British Columbia

Crews keep up search in B.C. landslide debris

Search-and-rescue crews are contining their work with heavy equipment and excavators to recover the remains of two people still unaccounted for after a landlside in southeastern B.C.

Search-and-rescue crews are continuing their work with heavy equipment and excavators to recover the remains of two people still unaccounted for after a landslide in southeastern B.C.

The B.C. Coroners Service is co-ordinating efforts to find 64-year-old Petra Frehse and a young woman whose sister and father were also victims in last Thursday's slide.

So far, the bodies of 60-year-old Valentine Webber and one of his two daughters have been located, though authorities have not confirmed whether the woman is 17-year-old Rachel Webber or 22-year-old Diana Webber.

Crews are focusing their efforts on the area where those remains were found and around the foundation of the cabin where Frehse, a German national, lived.

"Because we did find two victims in the last couple of days, it did encourage us," said Barb McLintock for the BC Coroner's Service, which is co-ordinating the recovery efforts in the hamlet northeast of Nelson, B.C.

About 24 people are currently involved in the search.

Three homes were destroyed when a creek burst and sent a powerful cascade of mud and trees rushing down onto the remote hamlet.

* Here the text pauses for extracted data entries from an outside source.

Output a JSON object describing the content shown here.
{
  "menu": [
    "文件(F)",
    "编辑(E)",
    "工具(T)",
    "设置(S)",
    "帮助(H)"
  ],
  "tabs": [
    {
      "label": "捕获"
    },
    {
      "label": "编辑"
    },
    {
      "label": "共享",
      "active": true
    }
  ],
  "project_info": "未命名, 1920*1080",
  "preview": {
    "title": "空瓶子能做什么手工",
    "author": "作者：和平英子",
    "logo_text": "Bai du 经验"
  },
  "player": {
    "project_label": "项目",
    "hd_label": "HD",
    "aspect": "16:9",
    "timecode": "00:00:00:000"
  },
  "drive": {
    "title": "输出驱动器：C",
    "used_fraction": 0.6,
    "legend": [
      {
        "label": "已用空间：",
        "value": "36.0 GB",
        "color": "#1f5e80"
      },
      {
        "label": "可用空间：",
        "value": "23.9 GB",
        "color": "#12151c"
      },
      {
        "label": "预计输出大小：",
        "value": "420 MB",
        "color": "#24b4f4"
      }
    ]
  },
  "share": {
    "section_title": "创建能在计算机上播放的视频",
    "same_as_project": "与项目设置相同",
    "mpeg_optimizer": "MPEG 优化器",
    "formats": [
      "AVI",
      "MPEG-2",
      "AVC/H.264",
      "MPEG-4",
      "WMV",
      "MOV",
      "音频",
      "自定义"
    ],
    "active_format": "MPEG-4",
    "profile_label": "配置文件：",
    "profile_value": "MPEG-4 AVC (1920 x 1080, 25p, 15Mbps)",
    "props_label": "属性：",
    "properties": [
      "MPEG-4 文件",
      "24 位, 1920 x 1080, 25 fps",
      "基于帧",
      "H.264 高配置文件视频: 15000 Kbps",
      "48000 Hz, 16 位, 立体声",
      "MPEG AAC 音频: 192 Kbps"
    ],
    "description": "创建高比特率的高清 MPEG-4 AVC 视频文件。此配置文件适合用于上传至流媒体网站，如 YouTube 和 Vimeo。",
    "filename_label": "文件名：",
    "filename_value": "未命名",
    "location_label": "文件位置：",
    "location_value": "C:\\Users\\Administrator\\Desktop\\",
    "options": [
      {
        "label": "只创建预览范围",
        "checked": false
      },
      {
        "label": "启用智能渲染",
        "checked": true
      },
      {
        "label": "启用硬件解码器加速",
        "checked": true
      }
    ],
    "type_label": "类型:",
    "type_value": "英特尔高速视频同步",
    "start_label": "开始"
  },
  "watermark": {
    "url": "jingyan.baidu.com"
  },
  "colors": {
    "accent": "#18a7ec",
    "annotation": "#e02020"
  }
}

On Tuesday, there were 24 searchers divided into two teams at the site, located along Kootenay Lake more than 200 kilometres southwest of Calgary.

Expert help

McLintock said a technical expert based in the Kootenay region, who has worked on large-scale recovery cases for both the B.C. coroner and the RCMP, has been providing guidance about where to search.

"He's very good at figuring out, 'Okay, if we know they were in the house and this is where the foundation of the house is, and this is the layout that we know from before, where are they likely to be?"' she said.

"He's been right on so far and we just hope he continues to be."

McLintock said it will take some time to identify the girl whose remains were recovered because her body is coated in mud, making visual identification much more difficult.

"In some cases, if you can do it using clothing and jewellery -- it's usually easier than asking family members to go out and identify dead loved ones," she said.

The coroners office will use dental records or DNA if necessary, she said.

 The province has said it plans to review what happened to determine whether any government policies should be changed.

 A resident in the community noticed signs something was wrong the night before the hillside along Gar Creek collapsed. She sent an email about her concerns but it didn't reach the intended party until it was too late.

Premier Christy Clark has welcomed the review, but she said experts have already told her such slides are almost impossible to predict.

Another landslide that hit four days later in the town of Fairmont Hot Springs, 80 kilometres from the Johnsons Creek slide, did not injure anyone.

RCMP said on Tuesday they had received no reports of overdue travellers or missing people connected to that slide, which occurred at 4:45 p.m. on Sunday.

Police helicopters and dog teams have scoured the region to ensure no one was stranded, said Cpl. Dan Moskaluk.

About 600 people were initially stranded in an RV park after a bridge was washed out in the torrent of water, but crews restored their road access on Monday.